Several of those interviewed emphasized the private nature of the program. There is “more introspection than baring of souls,” said the wife in a couple separated after being married for 16 years. “There was so much more opportunity to share between the two parties...I couldn’t imagine having a retreat setting in the middle of a city of two million people in a modern hotel.” Although she and her husband are separated, she said she had experienced “a greater willingness to try” and reconcile the marriage and “the healing began” on the first weekend.

“We’ve seen the enemy and he is us,” she joked gently. Later she added, “It’s wonderful not to be so bitter, so angry, so hostile.”

The husband in another 15-year marriage, who had recently moved out of the family’s home, said, with tears in his eyes, “I had the time (on the weekend). I didn’t have to worry about anything except me and her and what we were going to do with our lives.”

Like several men, he commented that he had buried himself in his work to keep from facing the pain that was present at home. During the weekend, he said, “Once again I found it within myself to forgive, which is something I haven’t been able to do for a long time -- and be forgiven.”

Emphasis during the Retrouvaille program is upon reestablishing communication and bringing about healing and forgiveness in the marriage, but it is the couples themselves who do the hard work, the team couples emphasized.

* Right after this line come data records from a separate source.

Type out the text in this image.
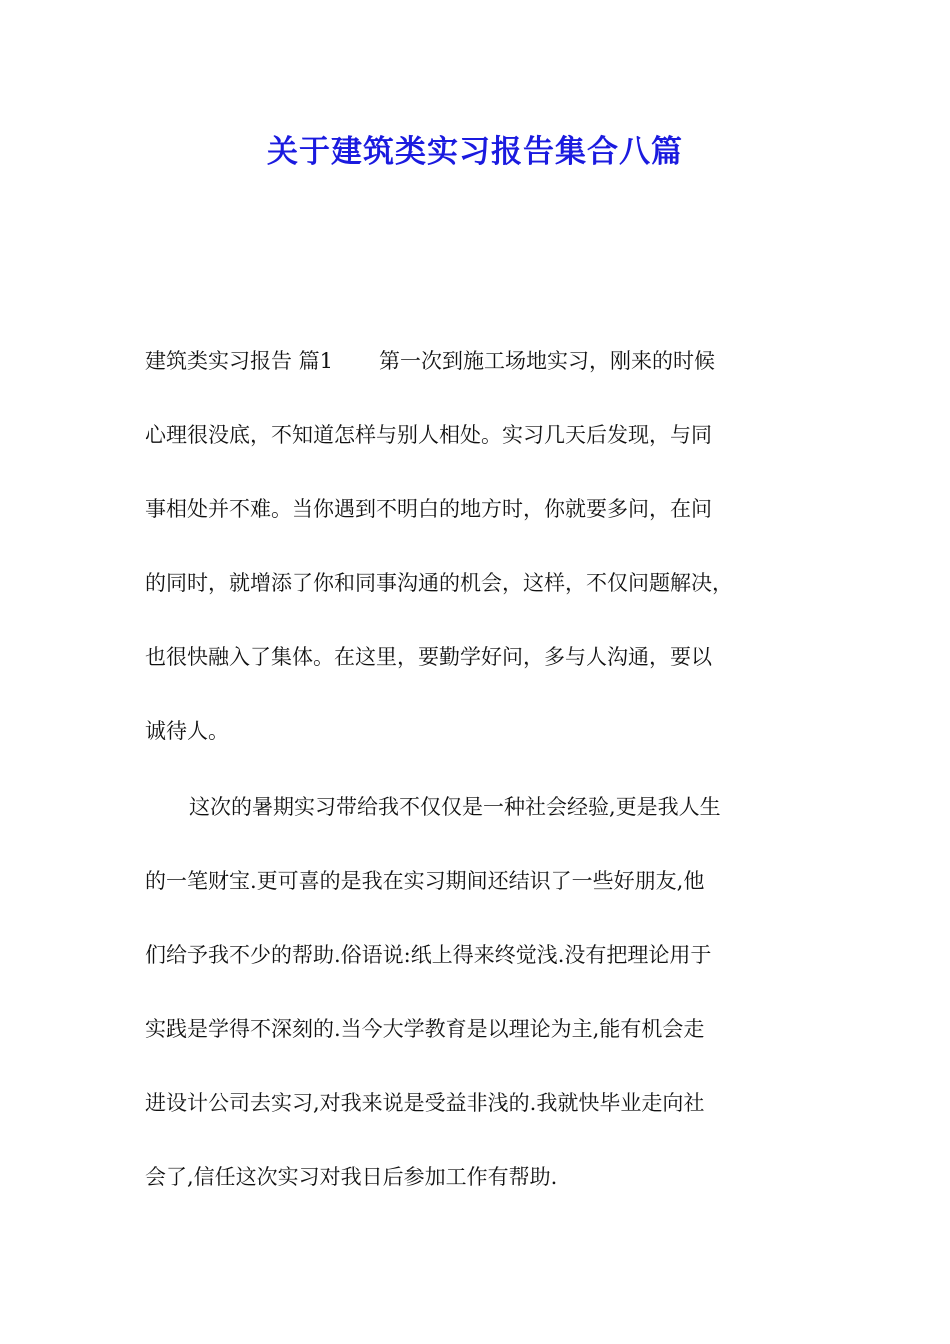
关于建筑类实习报告集合八篇
建筑类实习报告 篇1 第一次到施工场地实习，刚来的时候
心理很没底，不知道怎样与别人相处。实习几天后发现，与同
事相处并不难。当你遇到不明白的地方时，你就要多问，在问
的同时，就增添了你和同事沟通的机会，这样，不仅问题解决，
也很快融入了集体。在这里，要勤学好问，多与人沟通，要以
诚待人。
这次的暑期实习带给我不仅仅是一种社会经验,更是我人生
的一笔财宝.更可喜的是我在实习期间还结识了一些好朋友,他
们给予我不少的帮助.俗语说:纸上得来终觉浅.没有把理论用于
实践是学得不深刻的.当今大学教育是以理论为主,能有机会走
进设计公司去实习,对我来说是受益非浅的.我就快毕业走向社
会了,信任这次实习对我日后参加工作有帮助.
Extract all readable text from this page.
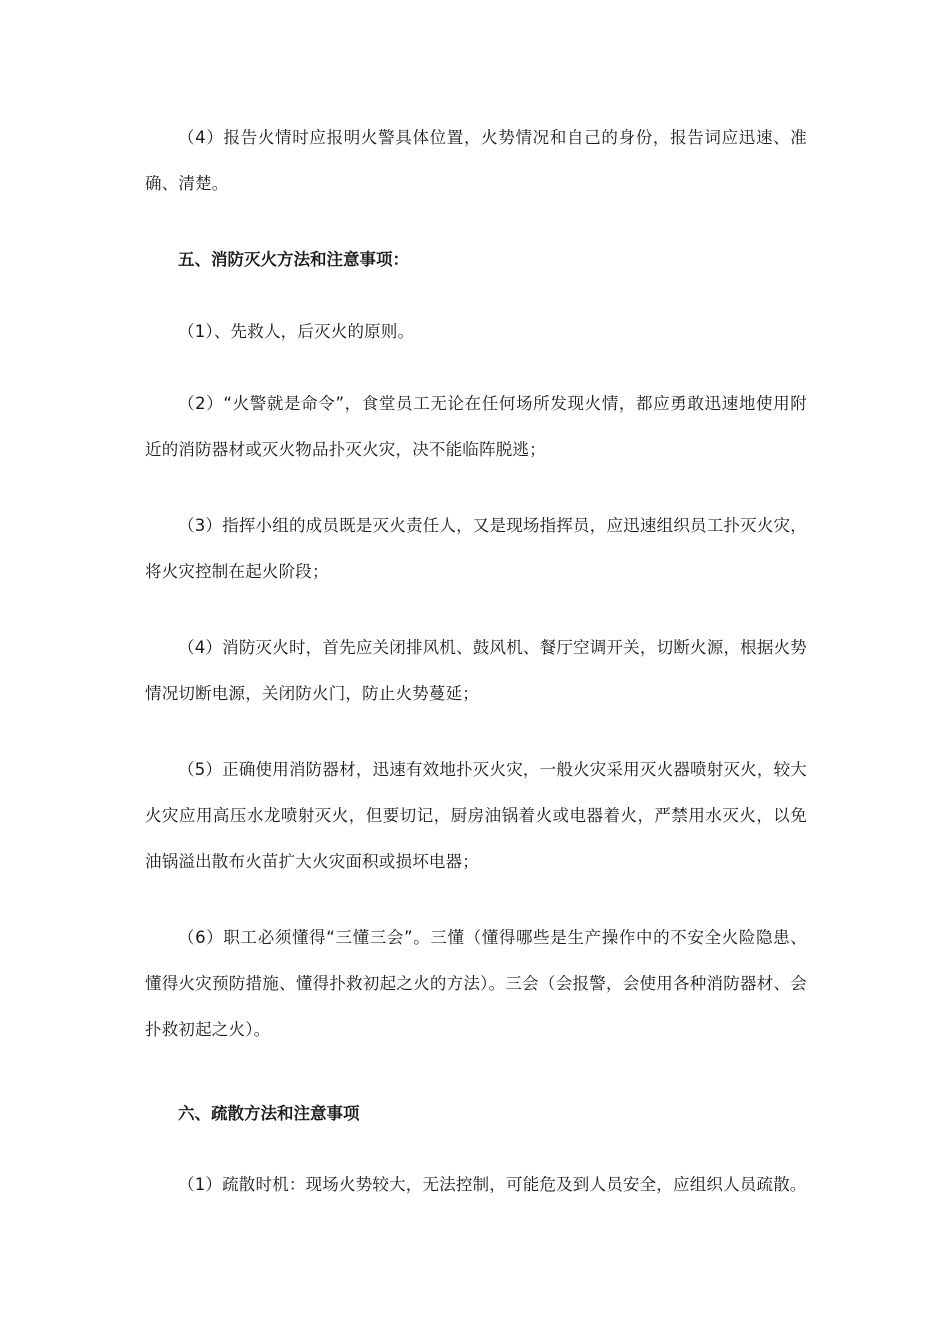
（4）报告火情时应报明火警具体位置，火势情况和自己的身份，报告词应迅速、准确、清楚。

五、消防灭火方法和注意事项：

（1）、先救人，后灭火的原则。

（2）“火警就是命令”，食堂员工无论在任何场所发现火情，都应勇敢迅速地使用附近的消防器材或灭火物品扑灭火灾，决不能临阵脱逃；

（3）指挥小组的成员既是灭火责任人，又是现场指挥员，应迅速组织员工扑灭火灾，将火灾控制在起火阶段；

（4）消防灭火时，首先应关闭排风机、鼓风机、餐厅空调开关，切断火源，根据火势情况切断电源，关闭防火门，防止火势蔓延；

（5）正确使用消防器材，迅速有效地扑灭火灾，一般火灾采用灭火器喷射灭火，较大火灾应用高压水龙喷射灭火，但要切记，厨房油锅着火或电器着火，严禁用水灭火，以免油锅溢出散布火苗扩大火灾面积或损坏电器；

（6）职工必须懂得“三懂三会”。三懂（懂得哪些是生产操作中的不安全火险隐患、懂得火灾预防措施、懂得扑救初起之火的方法）。三会（会报警，会使用各种消防器材、会扑救初起之火）。

六、疏散方法和注意事项

（1）疏散时机：现场火势较大，无法控制，可能危及到人员安全，应组织人员疏散。
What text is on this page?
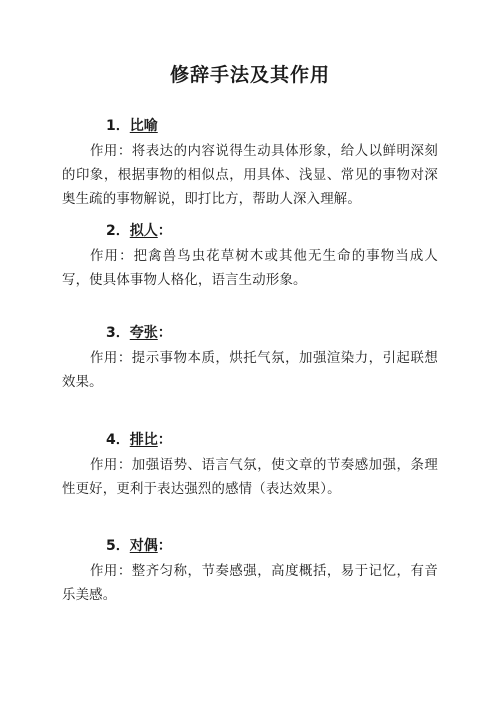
修辞手法及其作用
1．比喻

作用：将表达的内容说得生动具体形象，给人以鲜明深刻的印象，根据事物的相似点，用具体、浅显、常见的事物对深奥生疏的事物解说，即打比方，帮助人深入理解。

2．拟人：

作用：把禽兽鸟虫花草树木或其他无生命的事物当成人写，使具体事物人格化，语言生动形象。

3．夸张：

作用：提示事物本质，烘托气氛，加强渲染力，引起联想效果。

4．排比：

作用：加强语势、语言气氛，使文章的节奏感加强，条理性更好，更利于表达强烈的感情（表达效果）。

5．对偶：

作用：整齐匀称，节奏感强，高度概括，易于记忆，有音乐美感。
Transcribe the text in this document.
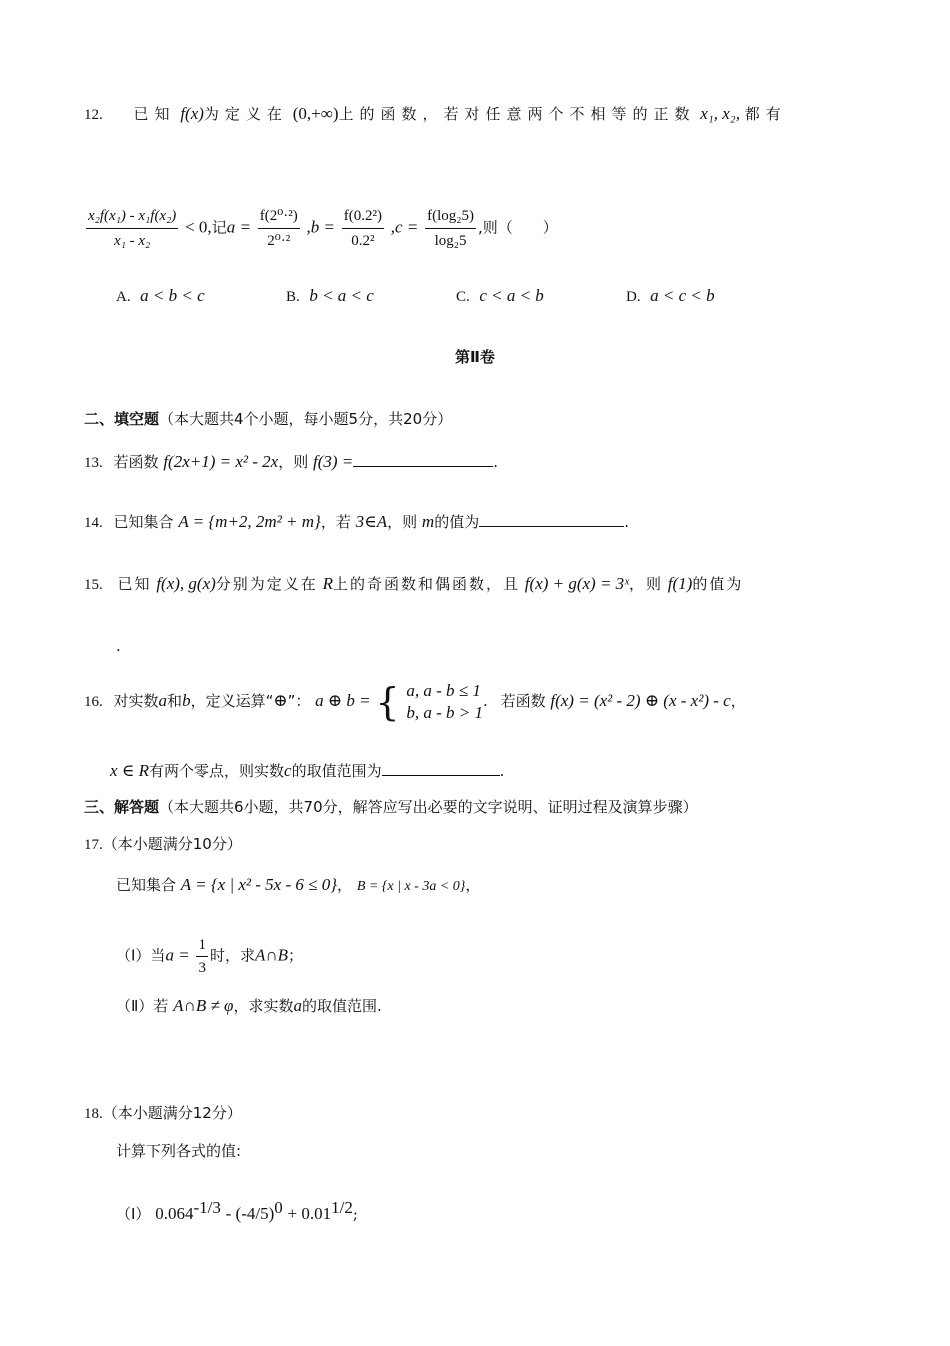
12. 已知 f(x)为定义在 (0,+∞)上的函数，若对任意两个不相等的正数 x₁, x₂, 都有
$\frac{\text{x₂f(x₁) - x₁f(x₂)}}{\text{x₁ - x₂}} < 0$,记$a = \frac{\text{f(2⁰·²)}}{\text{2⁰·²}} ,b = \frac{\text{f(0.2²)}}{\text{0.2²}} ,c = \frac{\text{f(log₂5)}}{\text{log₂5}}$ ,则（　　）
A. a < b < c	B. b < a < c	C. c < a < b	D. a < c < b
第Ⅱ卷
二、填空题（本大题共4个小题，每小题5分，共20分）
13. 若函数 f(2x+1) = x² - 2x，则 f(3) =	.
14. 已知集合 A = {m+2, 2m² + m}，若 3∈A，则 m的值为	.
15. 已知 f(x), g(x)分别为定义在 R上的奇函数和偶函数，且 f(x) + g(x) = 3ˣ，则 f(1)的值为
.
16. 对实数a和b，定义运算“⊕”： a ⊕ b = { a, a - b ≤ 1
b, a - b > 1
. 若函数 f(x) = (x² - 2) ⊕ (x - x²) - c，
x ∈ R有两个零点，则实数c的取值范围为	.
三、解答题（本大题共6小题，共70分，解答应写出必要的文字说明、证明过程及演算步骤）
17.（本小题满分10分）
已知集合 A = {x | x² - 5x - 6 ≤ 0}， B = {x | x - 3a < 0}，
（Ⅰ）当$a = \frac{1}{3}$ 时，求A∩B；
（Ⅱ）若 A∩B ≠ φ，求实数a的取值范围.
18.（本小题满分12分）
计算下列各式的值:
（Ⅰ） $0.064^{-1/3} - (-4/5)^0 + 0.01^{1/2}$;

During the first weekend, one of the team members said she felt awed by the commitment of the couples and their willingness to persevere through painful healing and reconciliation. “These are saints, these people,” she said because of the depth of forgiveness that was taking place.

However, the couples themselves are more inclined to emphasize how much they are like others.

One couple, who have been married for 15 years, said that they had watched other couples develop serious marriage problems and had thought to themselves, “if it ever happens to us, we’ll walk away” from the marriage. The Retrouvaille program “was a last ditch effort,” the wife said. “I really am not sure I thought it would work.”

Yet, she said, between the program and counseling with a priest, “we were able to keep the marriage together and truly reconcile and forgive.”

Her husband emphasized that they had made a Marriage Encounter weekend about five years ago because he said that he wanted to reach out to other couples who might be unwilling to admit that they are having marriage problems. “We are an ME couple...and yet we had a hurting marriage,” he said. “There are probably a lot of “encountered” people who feel they can’t go on a Retrouvaille weekend because ‘I’m supposed to have a good marriage.’”

Several couples emphasized the support that they found in the Retrouvaille program simply being with other couples who were working to reconcile their marriages.

“The real advantage is to find out we’re not alone,” said the husband in a 17-year marriage who has been separated from his wife and six children. The non-Catholic partner in an interfaith marriage, he said that he and his wife were also receiving professional marriage counseling. Yet, he said, “I’d say the best thing that has happened to us during our problems is the (Retrouvaille) weekend.”

“It’s not a miracle cure -- don’t get me wrong,” he added quickly. “But I think we have a better chance of salvaging the marriage.”

The program, with presentations by the team couples and the presence, amidst privacy, of other couples, provides great support, he said. The important part for him, he said, was “hearing that other relationships have the same type of problems. You aren’t the only one and you aren’t the only one that wants to overcome it.”

Like several others during the day, he expressed a feisty spirit that indicated a willingness to fight for marriage in the wider world around him.

Squinting up into the bright fall sunshine he said, “We’re trying to hold the marriage together. It’s too easy to say to hell with it.”